Se oggi mi guardo indietro e ripenso alla mia avventura nel basket, la prima immagine che mi viene in mente non è una partita importante, una promozione o una panchina prestigiosa ma quella di un ragazzino che gioca a pallacanestro al Giardino di Bracciano.
I miei genitori erano di Bracciano e fin da bambino ho trascorso qui gran parte delle mie estati e dei miei momenti più belli.

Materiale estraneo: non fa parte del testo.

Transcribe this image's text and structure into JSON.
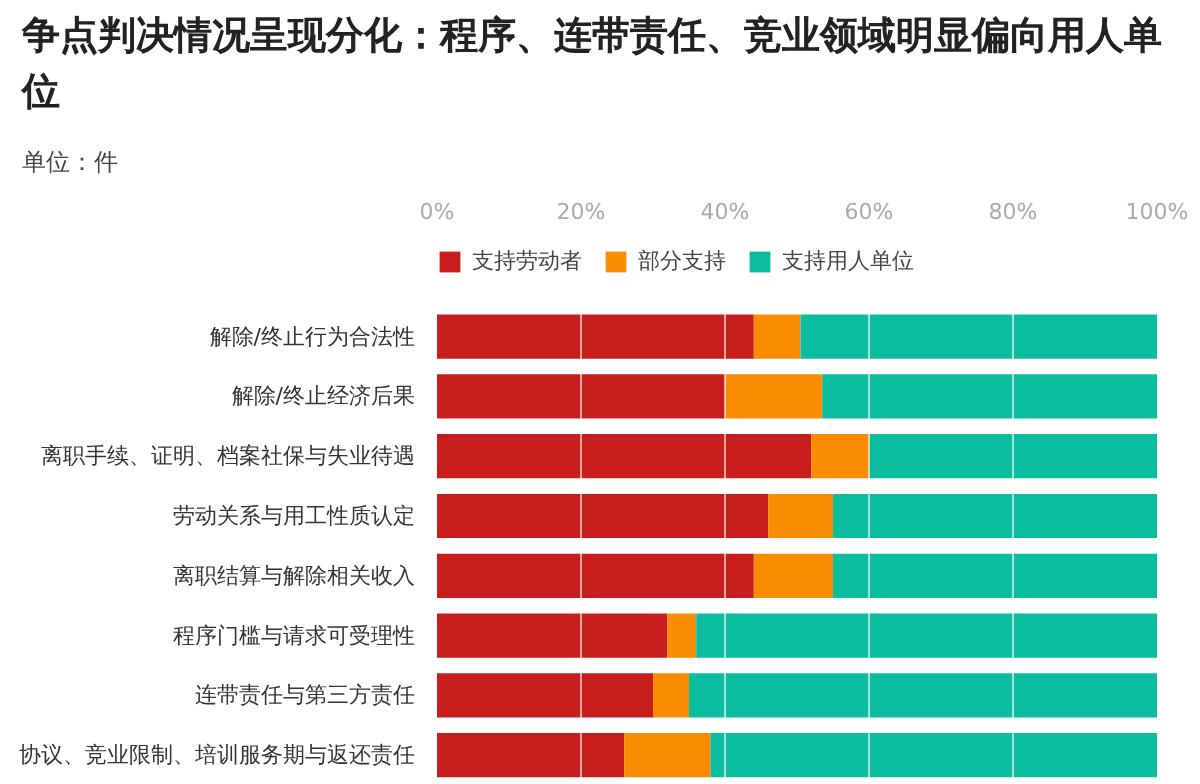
{
  "chart_data": {
    "type": "bar",
    "orientation": "horizontal",
    "stacked": true,
    "title": "争点判决情况呈现分化：程序、连带责任、竞业领域明显偏向用人单位",
    "subtitle": "单位：件",
    "categories": [
      "解除/终止行为合法性",
      "解除/终止经济后果",
      "离职手续、证明、档案社保与失业待遇",
      "劳动关系与用工性质认定",
      "离职结算与解除相关收入",
      "程序门槛与请求可受理性",
      "连带责任与第三方责任",
      "协议、竞业限制、培训服务期与返还责任"
    ],
    "series": [
      {
        "name": "支持劳动者",
        "color": "#c71d1d",
        "values": [
          44,
          40,
          52,
          46,
          44,
          32,
          30,
          26
        ]
      },
      {
        "name": "部分支持",
        "color": "#f98c00",
        "values": [
          6.5,
          13.5,
          8,
          9,
          11,
          4,
          5,
          12
        ]
      },
      {
        "name": "支持用人单位",
        "color": "#0bbd9f",
        "values": [
          49.5,
          46.5,
          40,
          45,
          45,
          64,
          65,
          62
        ]
      }
    ],
    "xlim": [
      0,
      100
    ],
    "xticks": [
      {
        "value": 0,
        "label": "0%"
      },
      {
        "value": 20,
        "label": "20%"
      },
      {
        "value": 40,
        "label": "40%"
      },
      {
        "value": 60,
        "label": "60%"
      },
      {
        "value": 80,
        "label": "80%"
      },
      {
        "value": 100,
        "label": "100%"
      }
    ],
    "grid": "x",
    "legend": "top left"
  }
}
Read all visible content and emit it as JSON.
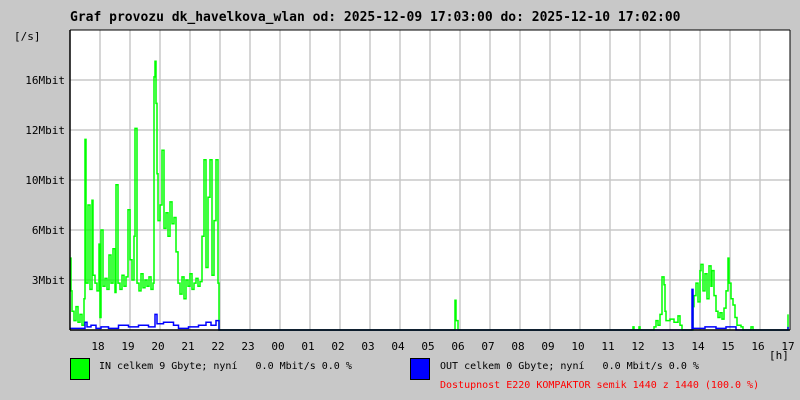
{
  "title": "Graf provozu dk_havelkova_wlan od: 2025-12-09 17:03:00 do: 2025-12-10 17:02:00",
  "colors": {
    "in": "#00ff00",
    "out": "#0000ff",
    "grid": "#c8c8c8",
    "availability": "#ff0000"
  },
  "legend": {
    "in": "IN celkem 9 Gbyte; nyní   0.0 Mbit/s 0.0 %",
    "out": "OUT celkem 0 Gbyte; nyní   0.0 Mbit/s 0.0 %",
    "availability": "Dostupnost E220 KOMPAKTOR semik 1440 z 1440 (100.0 %)"
  },
  "chart_data": {
    "type": "area",
    "title": "Graf provozu dk_havelkova_wlan od: 2025-12-09 17:03:00 do: 2025-12-10 17:02:00",
    "ylabel": "[/s]",
    "xlabel": "[h]",
    "xrange": [
      "2025-12-09 17:03",
      "2025-12-10 17:03"
    ],
    "ylim": [
      0,
      19.2
    ],
    "grid": true,
    "y_unit": "Mbit/s",
    "yticks": [
      {
        "value": 3.2,
        "label": "3Mbit"
      },
      {
        "value": 6.4,
        "label": "6Mbit"
      },
      {
        "value": 9.6,
        "label": "10Mbit"
      },
      {
        "value": 12.8,
        "label": "12Mbit"
      },
      {
        "value": 16.0,
        "label": "16Mbit"
      }
    ],
    "xticks": [
      "18",
      "19",
      "20",
      "21",
      "22",
      "23",
      "00",
      "01",
      "02",
      "03",
      "04",
      "05",
      "06",
      "07",
      "08",
      "09",
      "10",
      "11",
      "12",
      "13",
      "14",
      "15",
      "16",
      "17"
    ],
    "series": [
      {
        "name": "IN",
        "color": "#00ff00",
        "points": [
          [
            "17:03",
            4.6
          ],
          [
            "17:05",
            2.5
          ],
          [
            "17:07",
            1.2
          ],
          [
            "17:11",
            0.6
          ],
          [
            "17:15",
            1.5
          ],
          [
            "17:19",
            0.5
          ],
          [
            "17:23",
            1.0
          ],
          [
            "17:27",
            0.3
          ],
          [
            "17:31",
            2.0
          ],
          [
            "17:33",
            12.2
          ],
          [
            "17:35",
            3.0
          ],
          [
            "17:39",
            8.0
          ],
          [
            "17:43",
            2.6
          ],
          [
            "17:47",
            8.3
          ],
          [
            "17:49",
            3.5
          ],
          [
            "17:53",
            3.0
          ],
          [
            "17:57",
            2.5
          ],
          [
            "18:01",
            5.5
          ],
          [
            "18:03",
            0.8
          ],
          [
            "18:05",
            6.4
          ],
          [
            "18:09",
            2.8
          ],
          [
            "18:13",
            3.3
          ],
          [
            "18:17",
            2.6
          ],
          [
            "18:21",
            4.8
          ],
          [
            "18:25",
            3.0
          ],
          [
            "18:29",
            5.2
          ],
          [
            "18:33",
            2.4
          ],
          [
            "18:35",
            9.3
          ],
          [
            "18:39",
            3.0
          ],
          [
            "18:43",
            2.6
          ],
          [
            "18:47",
            3.5
          ],
          [
            "18:51",
            2.8
          ],
          [
            "18:55",
            3.4
          ],
          [
            "18:59",
            7.7
          ],
          [
            "19:03",
            4.5
          ],
          [
            "19:07",
            3.2
          ],
          [
            "19:11",
            6.0
          ],
          [
            "19:13",
            12.9
          ],
          [
            "19:17",
            3.0
          ],
          [
            "19:21",
            2.5
          ],
          [
            "19:25",
            3.6
          ],
          [
            "19:29",
            2.7
          ],
          [
            "19:33",
            3.2
          ],
          [
            "19:37",
            2.8
          ],
          [
            "19:41",
            3.4
          ],
          [
            "19:45",
            2.6
          ],
          [
            "19:49",
            3.0
          ],
          [
            "19:51",
            16.2
          ],
          [
            "19:53",
            17.2
          ],
          [
            "19:55",
            14.5
          ],
          [
            "19:57",
            10.0
          ],
          [
            "19:59",
            7.0
          ],
          [
            "20:03",
            8.0
          ],
          [
            "20:07",
            11.5
          ],
          [
            "20:11",
            6.5
          ],
          [
            "20:15",
            7.5
          ],
          [
            "20:19",
            6.0
          ],
          [
            "20:23",
            8.2
          ],
          [
            "20:27",
            6.8
          ],
          [
            "20:31",
            7.2
          ],
          [
            "20:35",
            5.0
          ],
          [
            "20:39",
            3.0
          ],
          [
            "20:43",
            2.3
          ],
          [
            "20:47",
            3.4
          ],
          [
            "20:51",
            2.0
          ],
          [
            "20:55",
            3.2
          ],
          [
            "20:59",
            2.8
          ],
          [
            "21:03",
            3.6
          ],
          [
            "21:07",
            2.6
          ],
          [
            "21:11",
            3.0
          ],
          [
            "21:15",
            3.3
          ],
          [
            "21:19",
            2.8
          ],
          [
            "21:23",
            3.1
          ],
          [
            "21:27",
            6.0
          ],
          [
            "21:31",
            10.9
          ],
          [
            "21:35",
            4.0
          ],
          [
            "21:39",
            8.5
          ],
          [
            "21:43",
            10.9
          ],
          [
            "21:47",
            3.5
          ],
          [
            "21:51",
            7.0
          ],
          [
            "21:55",
            10.9
          ],
          [
            "21:59",
            3.0
          ],
          [
            "22:01",
            0
          ],
          [
            "05:51",
            0
          ],
          [
            "05:53",
            1.9
          ],
          [
            "05:55",
            0.6
          ],
          [
            "05:59",
            0
          ],
          [
            "11:49",
            0.2
          ],
          [
            "11:51",
            0
          ],
          [
            "12:01",
            0.2
          ],
          [
            "12:03",
            0
          ],
          [
            "12:31",
            0.2
          ],
          [
            "12:35",
            0.6
          ],
          [
            "12:39",
            0.3
          ],
          [
            "12:43",
            1.0
          ],
          [
            "12:47",
            3.4
          ],
          [
            "12:51",
            2.9
          ],
          [
            "12:53",
            1.2
          ],
          [
            "12:55",
            0.6
          ],
          [
            "13:03",
            0.7
          ],
          [
            "13:11",
            0.5
          ],
          [
            "13:19",
            0.9
          ],
          [
            "13:23",
            0.3
          ],
          [
            "13:27",
            0
          ],
          [
            "13:47",
            0
          ],
          [
            "13:49",
            1.5
          ],
          [
            "13:51",
            2.2
          ],
          [
            "13:55",
            3.0
          ],
          [
            "13:59",
            1.8
          ],
          [
            "14:03",
            3.8
          ],
          [
            "14:05",
            4.2
          ],
          [
            "14:09",
            2.5
          ],
          [
            "14:13",
            3.6
          ],
          [
            "14:17",
            2.0
          ],
          [
            "14:21",
            4.1
          ],
          [
            "14:25",
            2.8
          ],
          [
            "14:27",
            3.8
          ],
          [
            "14:31",
            2.2
          ],
          [
            "14:35",
            1.2
          ],
          [
            "14:39",
            0.8
          ],
          [
            "14:43",
            1.1
          ],
          [
            "14:47",
            0.7
          ],
          [
            "14:51",
            1.4
          ],
          [
            "14:55",
            2.5
          ],
          [
            "14:59",
            4.6
          ],
          [
            "15:01",
            3.0
          ],
          [
            "15:05",
            2.0
          ],
          [
            "15:09",
            1.6
          ],
          [
            "15:13",
            0.8
          ],
          [
            "15:17",
            0.3
          ],
          [
            "15:25",
            0.2
          ],
          [
            "15:29",
            0
          ],
          [
            "15:45",
            0.2
          ],
          [
            "15:49",
            0
          ],
          [
            "16:57",
            0
          ],
          [
            "16:59",
            1.0
          ]
        ]
      },
      {
        "name": "OUT",
        "color": "#0000ff",
        "points": [
          [
            "17:03",
            0.1
          ],
          [
            "17:31",
            0.1
          ],
          [
            "17:33",
            0.5
          ],
          [
            "17:37",
            0.2
          ],
          [
            "17:45",
            0.3
          ],
          [
            "17:55",
            0.1
          ],
          [
            "18:05",
            0.2
          ],
          [
            "18:20",
            0.1
          ],
          [
            "18:40",
            0.3
          ],
          [
            "19:00",
            0.2
          ],
          [
            "19:20",
            0.3
          ],
          [
            "19:40",
            0.2
          ],
          [
            "19:53",
            1.0
          ],
          [
            "19:57",
            0.4
          ],
          [
            "20:10",
            0.5
          ],
          [
            "20:30",
            0.3
          ],
          [
            "20:40",
            0.1
          ],
          [
            "21:00",
            0.2
          ],
          [
            "21:20",
            0.3
          ],
          [
            "21:35",
            0.5
          ],
          [
            "21:45",
            0.3
          ],
          [
            "21:55",
            0.6
          ],
          [
            "22:01",
            0
          ],
          [
            "13:45",
            0
          ],
          [
            "13:47",
            2.6
          ],
          [
            "13:49",
            0.1
          ],
          [
            "14:05",
            0.1
          ],
          [
            "14:13",
            0.2
          ],
          [
            "14:35",
            0.1
          ],
          [
            "14:55",
            0.2
          ],
          [
            "15:05",
            0.2
          ],
          [
            "15:15",
            0
          ],
          [
            "16:59",
            0.2
          ]
        ]
      }
    ]
  }
}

Ricordo ancora quel giardino all’aperto dove passavo ore e ore con il pallone in mano, sfidando gli amici fino a quando faceva buio, non avrei mai immaginato che, tanti anni dopo, sarei tornato proprio qui da allenatore, guidando la squadra del posto che considero parte delle mie radici.
La mia storia nel basket è iniziata da lì, da una passione autentica che negli anni è diventata una professione.
Ho avuto l’opportunità di lavorare in diverse società, che hanno contribuito alla mia crescita professionale e umana, ho avuto la soddisfazione di ottenere risultati importanti, di formare giovani atleti e di collaborare con la Federazione Italiana Pallacanestro nella formazione di nuovi allenatori.
Tuttavia, ogni esperienza mi ha insegnato che il vero patrimonio del basket non sono solo le vittorie, ma le relazioni che si costruiscono e i valori che si trasmettono.
Per questo motivo, quando alcuni anni fa il presidente Luciano Cioce mi ha proposto di entrare a far parte del progetto Bracciano Basket, ho accettato con entusiasmo, ho percepito immediatamente la volontà di costruire qualcosa di serio e duraturo, mettendo al centro i giovani, il territorio e la crescita della società.
È iniziata così un’avventura che mi ha regalato grandi soddisfazioni.
In cinque anni di lavoro abbiamo costruito un percorso importante, insieme ai ragazzi, allo staff, alla società e a tutte le famiglie che ci hanno sostenuto, siamo riusciti a conquistare una storica promozione in Serie C e a raggiungere per due volte i playoffs, a far crescere giocatori e allenatori del settore giovanile, diventando una realtà importante del basket giovanile laziale.
Ora ci attendono nuove sfide: dare ancora più spazio ai nostri giovani, accompagnandoli nei campionati più impegnativi e sostenendone la crescita sportiva e personale. Nel frattempo, il nostro Presidente continua incessantemente a lavorare per migliorare l’assetto societario, con la speranza di poter presto aggiungere, al nostro PalaProvincia e ai rinnovati playground, anche l’ingresso nel restaurato palazzetto, un ulteriore passo avanti per il futuro della nostra società e dei nostri atleti.
Da ragazzo sognavo semplicemente di giocare a basket, oggi ho il privilegio di allenare nel luogo delle mie radici che ha accompagnato tanti momenti della mia giovinezza.
Per questo considero il mio percorso a Bracciano qualcosa di più di una semplice esperienza sportiva, a volte il destino ti porta lontano per insegnarti tante cose, poi, quando meno te lo aspetti, ti riporta a casa.
E per me, nel profondo del cuore, Bracciano è sempre stata casa.